Mme la présidente. Quel est l'avis de la commission ?
M. Cédric Perrin, rapporteur. Cet amendement vise à supprimer l'article 23, qui réforme la Journée défense et citoyenneté. La réforme opérée par ce texte n'est qu'un retour aux fondamentaux, exigée par le contexte international actuel. L'avis est donc défavorable.
Mme la présidente. Quel est l'avis du Gouvernement ?
Mme Catherine Vautrin, ministre. Je suis également défavorable à la suppression de l'article 23.
Mme la présidente. Je suis saisie de six amendements faisant l'objet d'une discussion commune.
L'amendement n° 91, présenté par Mme Carlotti, M. Temal, Mme Conway-Mouret, MM. Vayssouze-Faure, Darras et P. Joly, Mme G. Jourda, MM. Marie, M. Vallet et les membres du groupe Socialiste, Écologiste et Républicain, est ainsi libellé :
I. – Alinéa 3, 14, 19, 24, 26 et 37 à 39
Supprimer cet alinéa.
II. – Alinéas 6, 10, 28, 30, 32, 35 et 40
Remplacer le mot :
mobilisation
par les mots :
défense et citoyenneté
La parole est à Mme Marie-Arlette Carlotti.
Mme Marie-Arlette Carlotti. Cet amendement vise à maintenir l'appellation « Journée défense et citoyenneté ».
Cette question pourrait paraître mineure ; elle touche en réalité à une question essentielle, celle du sens que nous donnons aux liens entre notre jeunesse, la citoyenneté et la défense nationale.
Les mots ne sont jamais neutres, surtout lorsqu'il s'agit de la République, de la jeunesse et de notre rapport collectif à la défense nationale.
Depuis sa création, la Journée défense et citoyenneté a été améliorée ; je vous en donne acte, madame la ministre, c'est une très bonne chose. Elle est désormais plus attractive et mieux liée à l'action de défense citoyenne, mais elle porte toujours la même idée forte : la défense est l'affaire de tous et s'inscrit dans une démarche d'engagement citoyen.

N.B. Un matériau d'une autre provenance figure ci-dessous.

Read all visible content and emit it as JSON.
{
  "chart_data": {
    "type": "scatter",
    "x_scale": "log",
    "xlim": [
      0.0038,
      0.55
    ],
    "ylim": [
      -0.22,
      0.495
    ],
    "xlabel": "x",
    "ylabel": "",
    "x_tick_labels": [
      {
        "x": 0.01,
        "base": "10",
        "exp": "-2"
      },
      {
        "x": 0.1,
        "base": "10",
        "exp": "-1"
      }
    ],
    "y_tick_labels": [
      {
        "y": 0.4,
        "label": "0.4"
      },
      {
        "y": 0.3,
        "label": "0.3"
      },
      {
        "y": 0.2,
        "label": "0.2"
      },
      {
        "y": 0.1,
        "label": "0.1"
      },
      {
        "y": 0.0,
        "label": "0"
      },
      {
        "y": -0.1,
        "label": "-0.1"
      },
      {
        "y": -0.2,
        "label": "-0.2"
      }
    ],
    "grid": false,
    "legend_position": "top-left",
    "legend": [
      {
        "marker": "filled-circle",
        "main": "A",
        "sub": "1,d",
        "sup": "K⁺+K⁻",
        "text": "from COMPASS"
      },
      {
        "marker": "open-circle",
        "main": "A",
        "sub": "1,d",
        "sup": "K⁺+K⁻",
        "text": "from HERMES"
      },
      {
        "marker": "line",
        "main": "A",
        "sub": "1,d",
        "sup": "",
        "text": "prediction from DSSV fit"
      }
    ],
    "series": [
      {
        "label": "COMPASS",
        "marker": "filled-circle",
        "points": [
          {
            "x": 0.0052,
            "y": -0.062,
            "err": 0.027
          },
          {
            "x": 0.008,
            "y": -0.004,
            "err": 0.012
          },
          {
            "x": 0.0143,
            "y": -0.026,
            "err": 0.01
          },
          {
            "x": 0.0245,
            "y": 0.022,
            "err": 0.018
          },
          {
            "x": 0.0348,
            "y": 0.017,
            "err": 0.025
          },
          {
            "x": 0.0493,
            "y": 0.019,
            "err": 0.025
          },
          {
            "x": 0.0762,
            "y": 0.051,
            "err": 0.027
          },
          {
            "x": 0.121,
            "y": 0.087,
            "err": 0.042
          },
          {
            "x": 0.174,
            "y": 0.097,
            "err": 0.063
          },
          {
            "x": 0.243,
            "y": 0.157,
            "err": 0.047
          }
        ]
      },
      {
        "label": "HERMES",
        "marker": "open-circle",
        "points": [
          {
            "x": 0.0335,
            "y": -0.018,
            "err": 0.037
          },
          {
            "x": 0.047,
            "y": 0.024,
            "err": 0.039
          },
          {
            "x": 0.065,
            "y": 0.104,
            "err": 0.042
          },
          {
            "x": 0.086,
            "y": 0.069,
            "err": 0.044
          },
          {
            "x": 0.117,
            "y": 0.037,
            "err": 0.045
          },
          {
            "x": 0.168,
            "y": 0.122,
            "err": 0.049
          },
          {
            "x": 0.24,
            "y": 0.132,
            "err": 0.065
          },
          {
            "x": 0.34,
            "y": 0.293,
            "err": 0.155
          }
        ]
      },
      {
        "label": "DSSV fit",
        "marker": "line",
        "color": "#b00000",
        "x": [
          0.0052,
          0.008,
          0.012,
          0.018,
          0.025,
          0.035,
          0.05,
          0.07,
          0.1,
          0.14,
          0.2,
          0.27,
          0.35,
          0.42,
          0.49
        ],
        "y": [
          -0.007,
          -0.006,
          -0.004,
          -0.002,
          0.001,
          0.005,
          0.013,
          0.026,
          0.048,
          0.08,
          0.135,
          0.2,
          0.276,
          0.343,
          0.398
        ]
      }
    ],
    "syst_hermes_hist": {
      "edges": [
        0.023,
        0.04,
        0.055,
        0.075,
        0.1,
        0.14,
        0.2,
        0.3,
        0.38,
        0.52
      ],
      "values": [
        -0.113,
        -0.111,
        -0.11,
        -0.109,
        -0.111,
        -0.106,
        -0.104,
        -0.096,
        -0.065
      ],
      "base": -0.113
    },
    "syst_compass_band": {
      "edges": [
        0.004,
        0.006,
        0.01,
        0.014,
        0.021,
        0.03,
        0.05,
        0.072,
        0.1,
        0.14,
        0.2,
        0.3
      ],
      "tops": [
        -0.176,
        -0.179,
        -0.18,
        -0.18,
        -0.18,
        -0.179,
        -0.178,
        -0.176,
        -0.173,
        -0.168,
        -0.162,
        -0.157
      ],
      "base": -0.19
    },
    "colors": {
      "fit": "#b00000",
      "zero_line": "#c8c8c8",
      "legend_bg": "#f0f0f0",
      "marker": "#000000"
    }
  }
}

À l'inverse, le terme de « mobilisation » renvoie d'abord à une logique de crise, de mise sur pied de guerre, avec une forte connotation militaire et opérationnelle. Ce n'est pas le message que nous voulons adresser, à ce stade, à notre jeunesse.
Notre vision de la défense repose sur une conviction simple : une démocratie forte est une démocratie où les citoyens comprennent les enjeux collectifs et adhèrent aux valeurs qu'il s'agit de protéger.
C'est cette prise de conscience que nous souhaitons susciter chez les jeunes, et non les préparer à une mobilisation générale. Le terme même de « mobilisation » pourrait d'ailleurs rebuter une grande partie d'entre eux et créer une confusion inutile.